The best retailers see this. They see the technical, financial and cultural changesthat have arrived them at a place where they no longer have leverage at the point of decision. Retailers do not want to regain point of decision leverage. They need to. It is not a matter of margin. It is a matter of survival. And as b-to-c relations sort themselves out in this post-recession era, the smartest retailers are looking at strategies that synthesize the best elements of their traditional and information age operations. Some early success strategies involve the deployment of a wider range of next generation retail automation solutions. Think: self service solutions, interactive displays and digital signage or item-level inventory tracking solutions. The objectives of these investments are many-fold – cost reduction, customer experience enhancement, revenue generation.
However, retailers managing the most successful implementations are realizing that, perhaps the most powerful ROI lever is how these technologies are enabling the redeployment of a better trained, albeit smaller, cadre of customer-facing associates. With fewer associate rolls, powerful ROI is accruing to retailers who deploy solutions aimed at freeing associates from non-customer-facing tasks such asinventory management, receiving, replenishment, supplier management. The freed time is invested in support, merchandising, selling … the entire customer experience.

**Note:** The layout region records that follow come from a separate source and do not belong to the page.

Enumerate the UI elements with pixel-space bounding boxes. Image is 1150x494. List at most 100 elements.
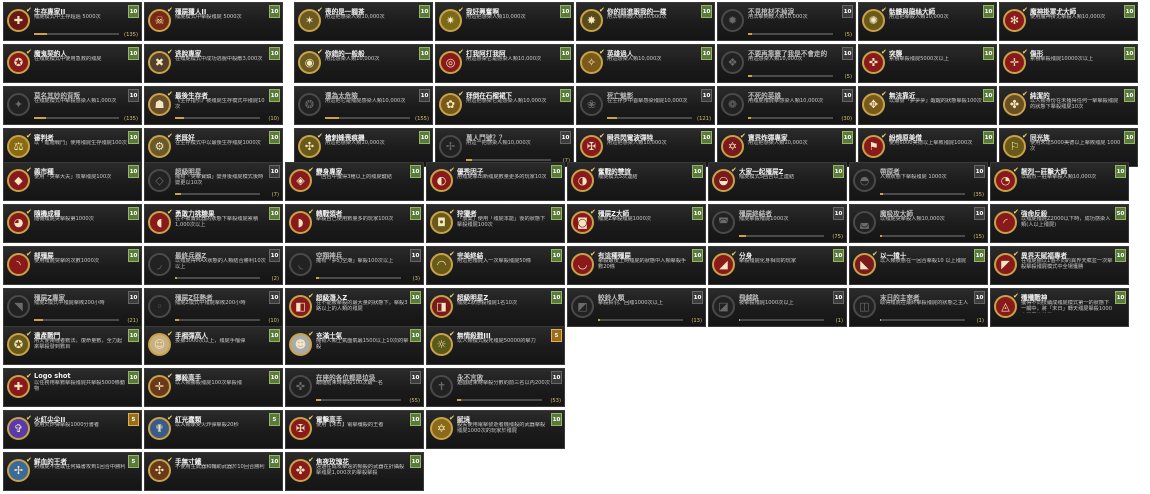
achievement-progress-bar <box>880 235 965 237</box>
unlocked-check-icon: ✔ <box>590 166 596 174</box>
achievement-points-badge: 10 <box>410 455 421 468</box>
achievement-card[interactable]: ◒ ✔ 大家一起殭屍Z 殭屍模式5回合以上連結 10 <box>708 162 847 201</box>
achievement-card[interactable]: ❂ 還為太危險 用這把它是殭屍感染人類10,000次 10 (155) <box>294 86 433 125</box>
achievement-card[interactable]: ✹ 不見棺材不掉淚 用法擊倒敵人類10,000次 10 (5) <box>717 2 856 41</box>
achievement-card[interactable]: ✶ ✔ 喪的是一腳茶 用這把感染人類10,000次 10 <box>294 2 433 41</box>
achievement-card[interactable]: ◫ 末日的主宰者 取得殭屍在最終擊殺殭屍的狀態之主人 10 (1) <box>849 288 988 327</box>
achievement-card[interactable]: ✚ ✔ 生存專家II 殭屍模式中生存超過 5000次 10 (135) <box>3 2 142 41</box>
achievement-card[interactable]: ◛ 魔吸攻大師 以殭屍突擊殺人類10,000次 10 (15) <box>849 204 988 243</box>
achievement-card[interactable]: ✦ 莫名其妙的背叛 在殭屍模式中擊殺感染人類1,000次 10 (135) <box>3 86 142 125</box>
achievement-card[interactable]: ◜ ✔ 強命反殺 以殭屍殭屍Z2000以下時，成功感染人類(人以上殭屍) 50 <box>990 204 1129 243</box>
achievement-card[interactable]: ◕ ✔ 隨機成種 隨機殭屍突擊殺第1000次 10 <box>3 204 142 243</box>
achievement-progress-bar <box>34 33 119 35</box>
achievement-description: 擁有人類士氣面氣最1500以上10次的擊殺 <box>316 338 409 351</box>
achievement-card[interactable]: ◧ ✔ 超級潛入Z 在不能被擊殺的最大量的狀態下，擊殺3路以上的人類的殭屍 10 <box>285 288 424 327</box>
achievement-card[interactable]: ◨ ✔ 超級明星Z 殭屍Z狀態殺殭屍1名10次 10 <box>426 288 565 327</box>
achievement-card[interactable]: ✤ ✔ 焦夜玫瑰花 遠遊往成攻擊遠的類殺的武器在計攝殺擊殭屍1,000次的擊殺擊… <box>285 452 424 491</box>
achievement-card[interactable]: ◔ ✔ 韌烈－莊擊大師 以韌烈－莊擊擊殺人類10,000次 10 <box>990 162 1129 201</box>
achievement-description: 被擊殺殭屍1000次以上 <box>739 300 794 306</box>
achievement-description: 獲得不同技續成殭屍模式第一的狀態下一觸中，將「末日」轉天殭屍擊殺1000次殭屍的… <box>1021 300 1113 313</box>
achievement-card[interactable]: ✿ ✔ 拜倒在石榴裙下 用這把感染它是感染人類10,000次 10 <box>435 86 574 125</box>
achievement-card[interactable]: ☗ ✔ 最後生存者 《生存指引》被殭屍生存模式中殭屍10次 10 (10) <box>144 86 283 125</box>
achievement-card[interactable]: ✪ ✔ 魔鬼契約人 在殭屍模式中使用急救的殭屍 10 <box>3 44 142 83</box>
unlocked-check-icon: ✔ <box>740 132 746 140</box>
achievement-card[interactable]: ✖ ✔ 逃脫專家 在殭屍模式中成功逃脫中殺敵3,000次 10 <box>144 44 283 83</box>
achievement-card[interactable]: ✠ ✔ 電擊高手 使用【末日】電擊殲殺的王者 10 <box>285 410 424 449</box>
achievement-card[interactable]: ✛ ✔ 擲殺高手 以人類擲殺殭屍100次擊殺殭 10 <box>144 368 283 407</box>
achievement-card[interactable]: ✧ ✔ 英雄過人 用這感染人類10,000次 10 <box>576 44 715 83</box>
achievement-card[interactable]: ◖ ✔ 勇敢力挑糖果 在不被實武器的狀態下擊殺殭屍累積1,000次以上 10 <box>144 204 283 243</box>
achievement-points-badge: 10 <box>1124 131 1135 144</box>
achievement-card[interactable]: ◡ ✔ 有這種殭屍 擊殺最後上時殭屍的狀態中人類擊殺手數20條 10 <box>567 246 706 285</box>
achievement-card[interactable]: ◦ 殭屍Z狂熱者 殭屍Z模式中殭屍擊敗200小時 10 (10) <box>144 288 283 327</box>
achievement-description: 跟隨結束時擊殺100次最一名 <box>316 380 383 386</box>
achievement-card[interactable]: ✚ ✔ Logo shot 以任務用擊數擊殺殭屍共擊殺5000條動物 10 <box>3 368 142 407</box>
achievement-card[interactable]: ✢ ✔ 鮮血的王者 對殭屍不遠或任何攝書攻到1回合中勝利 5 <box>3 452 142 491</box>
achievement-description: 以爆發「夢夢夢」醒醒的狀態擊殺100次 <box>889 98 982 104</box>
achievement-card[interactable]: ◎ ✔ 打我阿打我阿 用這感染它是感染人類10,000次 10 <box>435 44 574 83</box>
achievement-card[interactable]: ◓ 帶原者 人類狀態下擊殺殭屍 1000次 10 (35) <box>849 162 988 201</box>
achievement-points-badge: 10 <box>551 165 562 178</box>
achievement-card[interactable]: ❀ 死亡魅影 在生存步中首擊感染殭屍10,000次 10 (121) <box>576 86 715 125</box>
achievement-card[interactable]: ❁ 不死的英雄 用殭屍殭屍擊感染人類10,000次 10 (30) <box>717 86 856 125</box>
achievement-progress-bar <box>748 75 833 77</box>
achievement-progress-count: (135) <box>124 116 138 122</box>
achievement-card[interactable]: ☠ ✔ 殭屍獵人II 殭屍模式中擊殺殭屍 5000次 10 <box>144 2 283 41</box>
achievement-card[interactable]: ◩ 較鈴人類 擊殺鈴羽、回殭1000次以上 10 (13) <box>567 288 706 327</box>
achievement-card[interactable]: ✪ ✔ 遺產戰鬥 用天使兩種者數法，復命量數，全力起來擊殺發到數目 10 <box>3 326 142 365</box>
achievement-card[interactable]: ◤ ✔ 異界天賦福專者 在殭屍獵以1個不同的異界天賦並一次擊殺擊殺殭屍模式中全場… <box>990 246 1129 285</box>
achievement-card[interactable]: ◙ ✔ 殭屍Z大師 殭屍Z擊殺殭屍1000次 10 <box>567 204 706 243</box>
achievement-card[interactable]: ◐ ✔ 優秀因子 用殭屍擊出新殭屍數量更多的玩家10次 10 <box>426 162 565 201</box>
achievement-card[interactable]: ◬ ✔ 殲殲戰神 獲得不同技續成殭屍模式第一的狀態下一觸中，將「末日」轉天殭屍擊… <box>990 288 1129 327</box>
achievement-card[interactable]: ✺ ✔ 骷髏與龍絲大師 用這把擊殺人類10,000次 10 <box>858 2 997 41</box>
achievement-description: 以人類擲殺殭屍100次擊殺殭 <box>175 380 242 386</box>
achievement-card[interactable]: ✣ ✔ 手無寸鐵 不使用主武器和輔助武器於10回合勝利 10 <box>144 452 283 491</box>
achievement-card[interactable]: ◝ ✔ 部殭屍 使用殭屍突擊的次數1000次 10 <box>3 246 142 285</box>
unlocked-check-icon: ✔ <box>26 166 32 174</box>
achievement-card[interactable]: ✜ 在座的各位都是垃圾 跟隨結束時擊殺100次最一名 10 (55) <box>285 368 424 407</box>
achievement-card[interactable]: ✻ ✔ 魔神掛軍尤大師 使用魔神掛尤擊殺人類10,000次 10 <box>999 2 1138 41</box>
achievement-progress-bar <box>316 399 401 401</box>
achievement-description: 遊戲結束時擊殺分數約前三名以內200次 <box>457 380 550 386</box>
achievement-card[interactable]: ◉ ✔ 你錯的一般般 用比感染人類10,000次 10 <box>294 44 433 83</box>
achievement-card[interactable]: ◘ ✔ 狩獵者 「放棄」使用「殭屍本能」後的狀態下擊殺殭屍100次 10 <box>426 204 565 243</box>
achievement-card[interactable]: ✥ ✔ 無法靠近 以爆發「夢夢夢」醒醒的狀態擊殺100次 10 <box>858 86 997 125</box>
achievement-description: 用法擊倒敵人類10,000次 <box>607 14 667 20</box>
achievement-description: 隨機殭屍突擊殺第1000次 <box>34 216 94 222</box>
achievement-card[interactable]: ◪ 飛越路 被擊殺殭屍1000次以上 10 (1) <box>708 288 847 327</box>
achievement-card[interactable]: ◠ ✔ 完美終結 用這把殭屍入一次擊殺殭屍50條 10 <box>426 246 565 285</box>
achievement-card[interactable]: ✷ ✔ 我好興奮啊 用這把感染人類10,000次 10 <box>435 2 574 41</box>
achievement-card[interactable]: ✤ ✔ 純潔的 以人類身份在未獲得任何一擊擊殺殭屍的狀態下擊殺殭屍10次 10 <box>999 86 1138 125</box>
achievement-card[interactable]: ☼ ✔ 無情殺戮III 以人類模式殺死殭屍50000的擊力 5 <box>426 326 565 365</box>
achievement-card[interactable]: ✡ ✔ 賦境 殺失使用電擊發逝者機殭殺的武器擊殺殭屍1000次的玩家於殭屍 10 <box>426 410 565 449</box>
achievement-card[interactable]: ☻ ✔ 充滿士氣 擁有人類士氣面氣最1500以上10次的擊殺 10 <box>285 326 424 365</box>
unlocked-check-icon: ✔ <box>26 132 32 140</box>
achievement-card[interactable]: ◞ 最終兵器Z 以殭屍得MAX狀態的人類結合勝利10次以上 10 (2) <box>144 246 283 285</box>
achievement-card[interactable]: ❖ 不要再靠賽了我是不會走的 用這感染人類10,000次 10 (5) <box>717 44 856 83</box>
achievement-card[interactable]: ◆ ✔ 義市種 使用「突擊大夫」攻擊殭屍100次 10 <box>3 162 142 201</box>
achievement-card[interactable]: ◟ 空翔神兵 擁有「夢幻空潮」擊殺100次以上 10 (3) <box>285 246 424 285</box>
unlocked-check-icon: ✔ <box>458 6 464 14</box>
achievement-card[interactable]: ◚ 殭屍終結者 殭屍擊殺殭屍1000次 10 (75) <box>708 204 847 243</box>
achievement-progress-bar <box>34 117 119 119</box>
achievement-card[interactable]: ✞ ✔ 火紅尖尖II 使用火炸彈擊殺1000分書者 5 <box>3 410 142 449</box>
achievement-card[interactable]: ☺ ✔ 手榴彈高人 投擲3000次以上，殭屍手榴彈 10 <box>144 326 283 365</box>
unlocked-check-icon: ✔ <box>26 372 32 380</box>
achievement-points-badge: 10 <box>1115 249 1126 262</box>
achievement-card[interactable]: ◑ ✔ 奮戰的雙誼 殭屍模式5次連結 10 <box>567 162 706 201</box>
achievement-card[interactable]: ◇ 超級明星 擁有「突擊寶鎮」變身後殭屍模式後時變更以10次 10 (7) <box>144 162 283 201</box>
achievement-card[interactable]: ✛ ✔ 傷形 累積擊殺殭屍10000次以上 10 <box>999 44 1138 83</box>
achievement-card[interactable]: ◈ ✔ 變身專家 一回合中獲得3種以上的殭屍鍵結 10 <box>285 162 424 201</box>
achievement-card[interactable]: ◗ ✔ 轉戰領者 擊殺自己使用數量多的玩家100次 10 <box>285 204 424 243</box>
achievement-card[interactable]: ✜ ✔ 突襲 累積擊殺殭屍5000次以上 10 <box>858 44 997 83</box>
achievement-points-badge: 10 <box>560 47 571 60</box>
achievement-card[interactable]: ◢ ✔ 分身 擊殺殭屍化身相同的玩家 10 <box>708 246 847 285</box>
achievement-card[interactable]: ✟ ✔ 紅光蠢類 以人類承受火炸彈擊殺20秒 5 <box>144 410 283 449</box>
achievement-description: 擁有「夢幻空潮」擊殺100次以上 <box>316 258 394 264</box>
achievement-card[interactable]: ◥ 殭屍Z專家 殭屍Z模式中殭屍擊敗200小時 10 (21) <box>3 288 142 327</box>
achievement-card[interactable]: ✝ 永不言敗 遊戲結束時擊殺分數約前三名以內200次 10 (53) <box>426 368 565 407</box>
achievement-card[interactable]: ✸ ✔ 你的前進跟我的一樣 用法擊倒敵人類10,000次 10 <box>576 2 715 41</box>
achievement-group: ✚ ✔ 生存專家II 殭屍模式中生存超過 5000次 10 (135) ☠ ✔ … <box>3 2 285 170</box>
unlocked-check-icon: ✔ <box>872 250 878 258</box>
achievement-card[interactable]: ◣ ✔ 以一擋十 以人類狀態在一回合擊殺10 以上殭屍 10 <box>849 246 988 285</box>
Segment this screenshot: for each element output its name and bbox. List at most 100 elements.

The goal is to re-establish more leverage at the point(s) of decision on the retail floor, and perhaps, with exceptional execution, deliver an unforgettable in-store experience that can exert influence on all the ever-expanding point(s)-of-decision diaspora. Retailers may never be able to exert as much control over the point-of-decision as they did 30 years ago -- even 10 years ago. But with the right technical investments, and sharper retraining and reapplication of their associates, they might have a chance to enhance their influence in the ever-broadening definition of the point-of-decision.